Hi Garth, I saw their figure showing an ellipsoidal surface of last scattering. What I do not understand at the moment is how one can have an ellipsoidal SoLS.

they say that a weak magnetic field throughout the relevant portion of space could be one thing that might cause this eccentricity---would you like to say in elementary fashion how a magnetic field would do that?

11. Sep 27, 2006

### Garth

I will just have to accept their word for it!

The magnetic field enters into the pressure term of the field equation and affect the rate of expansion anisotropically. Hence the distance from the SLS to the observer varies depending on the direction.

Garth

Last edited: Sep 27, 2006
12. Sep 27, 2006

### George Jones

Staff Emeritus
Let me see if I can write something that complements what Garth wrote.

Friedmann-Robertson-Walker models of the universe assume spatial homogeneity and isotropy. I guess they are popular for a number of reasons: they exhibit a sort of Copernican cosmological principle; the symmetries make them easy to analyze; they model observations fairly well.

But nowhere is it written in stone that the universe has to be so simple.

This paper models an ansitropic universe that has two scale factors, a and b, and that has spacetime metric

$$ds^2 = dt^2 - a^2 \left( t \right) \left( dx^2 + dy^2 \right) -b^2 \left( t \right) dz^2.$$

Energy-monemtum tensors that give rise to this solution to Einstein's equation have an an isotropic part, from stuff like dark energy and normal matter (galaxies), and an anisotropic part.

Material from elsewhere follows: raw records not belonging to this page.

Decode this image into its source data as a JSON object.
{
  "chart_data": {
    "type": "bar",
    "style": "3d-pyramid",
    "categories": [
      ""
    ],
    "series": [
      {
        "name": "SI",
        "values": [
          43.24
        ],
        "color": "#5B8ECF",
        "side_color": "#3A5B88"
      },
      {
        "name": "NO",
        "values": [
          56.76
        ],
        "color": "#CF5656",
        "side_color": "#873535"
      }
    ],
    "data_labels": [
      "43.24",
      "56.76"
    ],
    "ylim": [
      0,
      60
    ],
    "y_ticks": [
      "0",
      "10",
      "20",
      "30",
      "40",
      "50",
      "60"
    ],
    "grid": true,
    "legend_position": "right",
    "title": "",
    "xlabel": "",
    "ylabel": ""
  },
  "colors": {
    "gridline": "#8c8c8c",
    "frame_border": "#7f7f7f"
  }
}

Uniform magnetic fields can give rise to suitable anistropic energy-momentum tensors.

The paper assumes that at the present instant in cosmic time, a and b are equal, so that the spatial geometry is presently spherical. If the scale factors evolved at different rates, then in the past, in particular at the time of last scattering, a and b were different, and the spatial geometry of the universe was ellipsoidal.

The paper also looks at the physical reasonableness of a magnetic field that does the job. The paper says that if the magnitude of the magnetic field evolves in time as the inverse of the square of the scale factors, then, to within an order of magnitude, the cosmic magnetic field presently observed seems to be appropriate.

Last edited: Sep 27, 2006
13. Sep 27, 2006

### marcus

this is sounding nice and sensible now
thanks George and Garth!
(hearing it said by two different people actually makes it seem more reasonable somehow )

14. Sep 27, 2006

### Arithus

Thanks for the help, it was a bit confusing at first.